How to do Ardha Baddha Padmottanasana
Benefits of Ardha Baddha Padmottanasana
- Flexibility and Strength:
This pose provides an intense stretch for the hamstrings, hips, and shoulders. It also strengthens the standing leg, ankle, and core, improving stability and balance. - Balance and Focus:
The combination of balancing on one leg and binding requires deep concentration, which helps to calm the mind and improve your sense of equilibrium.
- Digestion:
The forward fold, with the heel pressing into the abdomen, gently massages the internal organs, which can aid in digestion and elimination. - Postural Alignment:
The pose helps to improve posture by lengthening the spine and creating a healthy external rotation in the hip joint.
Contraindications of Ardha Baddha Padmottanasana
Avoid or modify this pose if you have:
- Knee, Ankle, or Hip Injuries:
The pose puts significant pressure on these joints. - Lower Back Issues:
If you have a slipped disc or any chronic lower back pain, a forward fold with a bind can be risky. - High Blood Pressure, Glaucoma, or Vertigo:
The inversion and pressure can be problematic for these conditions.
- Sciatica:
This pose can aggravate sciatic nerve pain. - Pregnancy or Menstruation:
The deep abdominal compression and balancing nature of the pose are not recommended.

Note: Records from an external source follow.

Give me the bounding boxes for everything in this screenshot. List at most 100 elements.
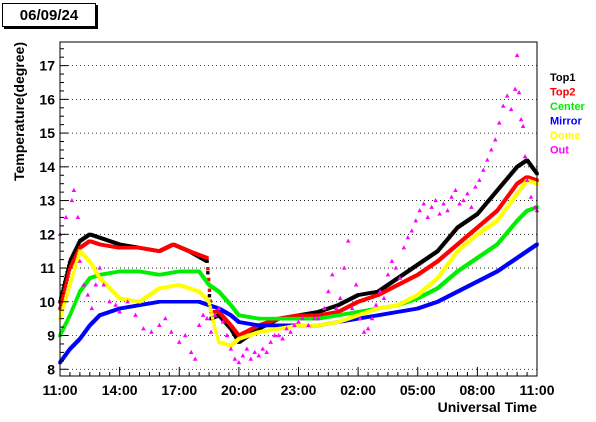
data-point — [67, 287, 71, 291]
data-point — [149, 329, 154, 334]
data-point — [125, 299, 130, 304]
data-point — [97, 265, 103, 270]
legend-entry-out: Out — [550, 145, 569, 157]
data-point — [196, 322, 202, 327]
data-point — [60, 297, 65, 301]
y-tick-label: 12 — [39, 226, 55, 242]
data-point — [59, 311, 64, 315]
data-point — [524, 177, 530, 182]
data-point — [63, 298, 68, 302]
data-point — [209, 309, 213, 313]
data-point — [312, 316, 317, 321]
data-point — [465, 191, 470, 196]
x-tick-label: 20:00 — [221, 382, 257, 398]
data-point — [244, 346, 250, 351]
data-point — [71, 187, 77, 193]
data-point — [76, 293, 80, 298]
data-point — [68, 281, 73, 286]
data-point — [393, 265, 399, 270]
y-tick-label: 17 — [39, 58, 55, 74]
data-point — [457, 201, 462, 206]
data-point — [70, 276, 74, 280]
x-tick-label: 05:00 — [400, 382, 436, 398]
data-point — [67, 314, 72, 318]
x-tick-label: 17:00 — [161, 382, 197, 398]
data-point — [316, 316, 321, 321]
data-point — [385, 272, 391, 277]
data-point — [532, 204, 538, 209]
data-point — [64, 280, 69, 285]
data-point — [77, 252, 81, 256]
data-point — [66, 289, 70, 294]
data-point — [322, 305, 327, 311]
data-point — [213, 327, 217, 331]
data-point — [485, 157, 490, 162]
data-point — [65, 292, 69, 297]
data-point — [67, 284, 72, 288]
y-tick-label: 13 — [39, 193, 55, 209]
data-point — [405, 235, 411, 240]
data-point — [326, 289, 331, 294]
data-point — [413, 218, 419, 223]
data-point — [522, 154, 528, 159]
data-point — [63, 300, 67, 305]
data-point — [206, 267, 210, 271]
data-point — [425, 214, 430, 220]
data-point — [240, 353, 246, 358]
data-point — [473, 184, 478, 189]
x-tick-label: 02:00 — [340, 382, 376, 398]
data-point — [67, 271, 71, 275]
data-point — [176, 339, 182, 344]
data-point — [441, 201, 446, 206]
data-point — [214, 332, 219, 336]
data-point — [64, 295, 69, 299]
data-point — [72, 268, 77, 272]
data-point — [75, 214, 81, 220]
data-point — [65, 277, 69, 282]
data-point — [361, 329, 367, 334]
data-point — [349, 305, 355, 311]
data-point — [169, 329, 174, 334]
data-point — [77, 291, 81, 296]
data-point — [75, 257, 80, 261]
data-point — [61, 306, 65, 310]
data-point — [381, 295, 387, 301]
data-point — [333, 305, 339, 311]
data-point — [113, 302, 118, 307]
data-point — [409, 228, 415, 233]
legend-entry-center: Center — [550, 101, 586, 113]
data-point — [212, 323, 216, 327]
data-point — [101, 282, 107, 287]
data-point — [437, 211, 442, 216]
data-point — [292, 322, 297, 327]
data-point — [365, 326, 371, 331]
data-point — [69, 310, 73, 315]
data-point — [141, 326, 146, 331]
data-point — [373, 302, 379, 307]
x-tick-label: 11:00 — [42, 382, 77, 398]
data-point — [306, 322, 311, 327]
x-tick-label: 23:00 — [281, 382, 317, 398]
data-point — [69, 197, 75, 203]
data-point — [74, 260, 79, 264]
date-label: 06/09/24 — [2, 3, 96, 27]
data-point — [206, 299, 211, 304]
data-point — [163, 316, 168, 321]
data-point — [71, 306, 75, 311]
data-point — [433, 197, 438, 203]
data-point — [206, 277, 211, 282]
data-point — [260, 346, 266, 351]
data-point — [74, 299, 78, 303]
data-point — [445, 208, 450, 213]
data-point — [63, 284, 68, 288]
series-dome — [58, 178, 539, 348]
data-point — [508, 106, 514, 112]
data-point — [512, 86, 518, 91]
y-tick-label: 14 — [39, 159, 55, 175]
series-top2 — [58, 175, 539, 338]
data-point — [205, 259, 209, 263]
x-axis-title: Universal Time — [438, 399, 538, 415]
data-point — [215, 335, 220, 339]
data-point — [248, 356, 254, 361]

Anatomy (Muscles involved)
Ardha Baddha Padmottanasana engages and stretches a wide range of muscles and joints:
Standing Leg:
The hamstrings are intensely stretched, while the quadriceps, gluteus, and calf muscles are engaged to maintain stability. The ankle and foot are also strengthened.
Folded Leg:
The hip joint undergoes a deep external rotation to accommodate the half-lotus position. The muscles of the inner thigh and groin are stretched.
Upper Body:
The chest and shoulders are opened and stretched due to the bind. The latissimus dorsi and the rotator cuff muscles are involved in this action. The spine is lengthened and stretched during the forward fold.